On paper, Armageddon Time sounds great. An esteemed director at the helm, a great cast of actors and a tender coming-of-age story? Surely this will make a wonderful pairing with Charlotte Wells’ Aftersun, also out this week.
Unfortunately, the execution leaves much to be desired and the film’s less than ideal racial politics leave a bad taste in the mouth. Gray has admitted that Armageddon Time is a very personal film to him and he’s based a lot of it on his own memories and experiences as a Jewish boy growing up in New York in the late 70s.
Paul is the youngest son of the Graff family. He’s a dreamer; often daydreaming and drawing instead of listening in class. When Paul befriends Johnny (Jaylin Webb), an African-American kid with a taste for rebellion, his parents grow worried.
In fact, Paul’s parents reveal their own prejudices against Black people in ways Paul hasn’t seen before.
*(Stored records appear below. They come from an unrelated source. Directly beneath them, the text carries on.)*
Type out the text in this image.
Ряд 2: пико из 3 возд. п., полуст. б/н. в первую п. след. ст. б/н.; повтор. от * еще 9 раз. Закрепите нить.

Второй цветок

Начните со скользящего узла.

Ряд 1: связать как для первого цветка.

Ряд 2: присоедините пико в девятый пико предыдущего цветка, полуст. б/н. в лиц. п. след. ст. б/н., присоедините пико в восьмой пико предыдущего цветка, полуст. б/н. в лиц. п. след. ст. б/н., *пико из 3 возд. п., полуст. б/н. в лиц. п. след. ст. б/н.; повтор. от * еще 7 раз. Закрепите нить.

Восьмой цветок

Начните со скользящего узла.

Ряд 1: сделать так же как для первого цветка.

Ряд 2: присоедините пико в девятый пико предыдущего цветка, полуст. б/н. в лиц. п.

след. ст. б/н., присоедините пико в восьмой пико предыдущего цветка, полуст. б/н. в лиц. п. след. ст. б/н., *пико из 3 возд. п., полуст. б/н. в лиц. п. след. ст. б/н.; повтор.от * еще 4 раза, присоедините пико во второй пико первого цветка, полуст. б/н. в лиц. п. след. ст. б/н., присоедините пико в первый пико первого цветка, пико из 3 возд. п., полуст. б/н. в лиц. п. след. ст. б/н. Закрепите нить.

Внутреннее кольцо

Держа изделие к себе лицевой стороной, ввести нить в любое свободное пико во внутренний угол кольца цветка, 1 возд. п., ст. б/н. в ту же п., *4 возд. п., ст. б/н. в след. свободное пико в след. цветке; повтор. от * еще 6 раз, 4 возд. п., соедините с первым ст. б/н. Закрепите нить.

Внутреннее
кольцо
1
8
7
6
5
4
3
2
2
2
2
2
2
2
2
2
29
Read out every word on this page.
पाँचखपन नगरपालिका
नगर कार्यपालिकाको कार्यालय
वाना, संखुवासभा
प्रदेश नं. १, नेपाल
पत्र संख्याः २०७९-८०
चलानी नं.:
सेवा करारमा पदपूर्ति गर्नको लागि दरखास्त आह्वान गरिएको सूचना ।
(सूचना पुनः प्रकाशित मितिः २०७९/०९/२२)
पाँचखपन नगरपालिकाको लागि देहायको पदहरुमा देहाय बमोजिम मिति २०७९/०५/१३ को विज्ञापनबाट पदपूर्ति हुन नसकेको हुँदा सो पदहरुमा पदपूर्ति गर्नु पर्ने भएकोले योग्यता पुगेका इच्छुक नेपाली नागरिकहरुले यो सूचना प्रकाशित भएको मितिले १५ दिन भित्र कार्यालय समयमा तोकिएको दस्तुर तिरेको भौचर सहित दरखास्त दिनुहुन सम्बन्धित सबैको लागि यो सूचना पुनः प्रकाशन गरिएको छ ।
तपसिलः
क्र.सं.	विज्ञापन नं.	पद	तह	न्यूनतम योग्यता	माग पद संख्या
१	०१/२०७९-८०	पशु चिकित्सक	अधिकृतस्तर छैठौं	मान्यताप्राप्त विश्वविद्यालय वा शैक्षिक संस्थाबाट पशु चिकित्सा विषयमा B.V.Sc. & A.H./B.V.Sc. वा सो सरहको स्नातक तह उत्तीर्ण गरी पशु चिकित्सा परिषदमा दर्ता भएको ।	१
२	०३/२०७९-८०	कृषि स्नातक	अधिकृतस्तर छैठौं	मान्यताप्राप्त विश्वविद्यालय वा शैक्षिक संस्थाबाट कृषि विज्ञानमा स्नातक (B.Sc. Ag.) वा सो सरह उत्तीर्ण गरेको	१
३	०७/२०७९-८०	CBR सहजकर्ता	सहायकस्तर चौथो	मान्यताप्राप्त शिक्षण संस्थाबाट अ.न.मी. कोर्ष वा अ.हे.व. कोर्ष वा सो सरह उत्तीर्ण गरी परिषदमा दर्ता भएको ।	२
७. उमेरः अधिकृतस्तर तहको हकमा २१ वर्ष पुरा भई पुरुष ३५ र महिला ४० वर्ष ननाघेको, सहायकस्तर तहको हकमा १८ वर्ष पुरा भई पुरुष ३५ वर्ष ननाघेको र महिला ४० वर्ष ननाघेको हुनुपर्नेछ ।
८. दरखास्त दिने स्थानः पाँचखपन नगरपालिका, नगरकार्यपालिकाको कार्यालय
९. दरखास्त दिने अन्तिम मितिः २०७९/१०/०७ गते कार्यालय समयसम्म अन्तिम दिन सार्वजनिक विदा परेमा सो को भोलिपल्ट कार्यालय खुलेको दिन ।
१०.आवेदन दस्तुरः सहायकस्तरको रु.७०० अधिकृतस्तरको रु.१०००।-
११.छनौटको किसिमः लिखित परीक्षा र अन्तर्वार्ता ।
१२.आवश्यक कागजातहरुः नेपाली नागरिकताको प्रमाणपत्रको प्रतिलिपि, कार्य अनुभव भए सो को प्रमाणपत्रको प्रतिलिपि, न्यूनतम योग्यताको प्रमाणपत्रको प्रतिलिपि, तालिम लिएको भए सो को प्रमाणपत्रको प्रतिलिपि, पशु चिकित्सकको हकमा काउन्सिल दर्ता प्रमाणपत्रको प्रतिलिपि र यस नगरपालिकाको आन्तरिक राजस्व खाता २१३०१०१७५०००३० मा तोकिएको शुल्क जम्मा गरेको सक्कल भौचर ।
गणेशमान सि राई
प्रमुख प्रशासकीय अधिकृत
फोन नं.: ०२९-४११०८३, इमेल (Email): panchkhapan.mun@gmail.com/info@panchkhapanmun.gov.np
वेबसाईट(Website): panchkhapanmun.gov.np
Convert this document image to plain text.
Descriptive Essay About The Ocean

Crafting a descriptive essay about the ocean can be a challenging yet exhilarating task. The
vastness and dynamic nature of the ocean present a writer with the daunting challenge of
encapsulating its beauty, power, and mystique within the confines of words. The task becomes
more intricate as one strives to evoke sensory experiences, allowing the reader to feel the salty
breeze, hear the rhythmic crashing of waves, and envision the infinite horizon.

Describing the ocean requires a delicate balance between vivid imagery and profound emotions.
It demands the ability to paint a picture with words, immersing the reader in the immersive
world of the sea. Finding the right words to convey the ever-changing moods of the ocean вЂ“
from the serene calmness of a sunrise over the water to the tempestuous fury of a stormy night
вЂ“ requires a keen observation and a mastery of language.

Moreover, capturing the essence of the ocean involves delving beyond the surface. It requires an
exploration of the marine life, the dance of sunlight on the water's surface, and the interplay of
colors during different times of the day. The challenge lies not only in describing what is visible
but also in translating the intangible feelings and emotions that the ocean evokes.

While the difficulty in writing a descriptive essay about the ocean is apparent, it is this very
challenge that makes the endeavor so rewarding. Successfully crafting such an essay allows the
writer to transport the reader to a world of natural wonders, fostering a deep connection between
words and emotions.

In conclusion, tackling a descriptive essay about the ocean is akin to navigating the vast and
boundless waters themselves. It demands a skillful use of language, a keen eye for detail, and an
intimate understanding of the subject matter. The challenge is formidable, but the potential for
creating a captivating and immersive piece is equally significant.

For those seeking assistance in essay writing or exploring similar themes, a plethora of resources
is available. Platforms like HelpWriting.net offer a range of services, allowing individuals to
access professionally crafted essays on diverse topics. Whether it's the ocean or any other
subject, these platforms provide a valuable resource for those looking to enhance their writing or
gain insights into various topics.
As do his schoolmates and seemingly everyone around him. Paul faces a dilemma; stick by his friend or blend in and cut off all ties with him?
Armageddon Time clearly burrows into Gray’s own guilt over his childhood and his personal relationship to his privilege as well as cultural heritage and the prejudices the Jewish community has faced, and continues to face. Gray’s approach to his own memories just doesn’t make for a very dramatic or entertaining film. There’s nothing here to grab onto; the family stuff is better realised, but the racial injustice Paul witnesses and tries to come to terms with is much more interesting.
Visually, Gray captures the singular magic of the late 70s. The colour palette here is muted and earthly, calming almost. The production design is detailed and lush; Paul’s home feels like a real home rather than a set that the actor’s act within. There’s constantly much to admire in Armageddon Time, but very little to immerse yourself into.
The film is at its best when it focuses on the Graff family dynamics. Jeremy Strong and Anne Hathaway play Paul’s parents in a pair of nuanced and naturalistic performances. Strong is slightly miscast as the aggressive and rash Irving, but the Succession actor is also able to bring a subtle uncurrent of regret to his characterization.
Hathaway is arguably a little underused but she infuses her part with warmth and motherly love. That being said, the entire cast is overshadowed by the great Anthony Hopkins. As Paul’s closest confidante, he’s effortlessly charming and funny. Although his role is small in terms of screen time, his impact is felt throughout Gray’s film and forms the film’s emotional core.
Banks Repeta is amicable and serviceable as Paul. He conveys the childish, immature idea that you’re completely invincible from the wrongs of the world as a child well, but his character is also irritatingly self-centred. Paul and Irving’s relationship seems ripe for examining; what kind of a role model is Irving to Paul? What do fathers pass down to their sons?
Another interesting element of Gray’s film is how the Jewish Graff family, who most certainly have faced prejudice and discrimination for their religion, adapt to their largely white and privileged community as a mode of survival. It’s easier to target someone than to be a target, but Gray’s handling of the subject is too faint and restrained for it to be effective.
Armageddon Time is frustratingly slow and sluggish. At the end, there’s very little reward to be found and the film crumbles under its own weight. It’s ultimately a film about white guilt with uneasy racial politics that are never explored meaningfully.
Armageddon Time is in cinemas November 18.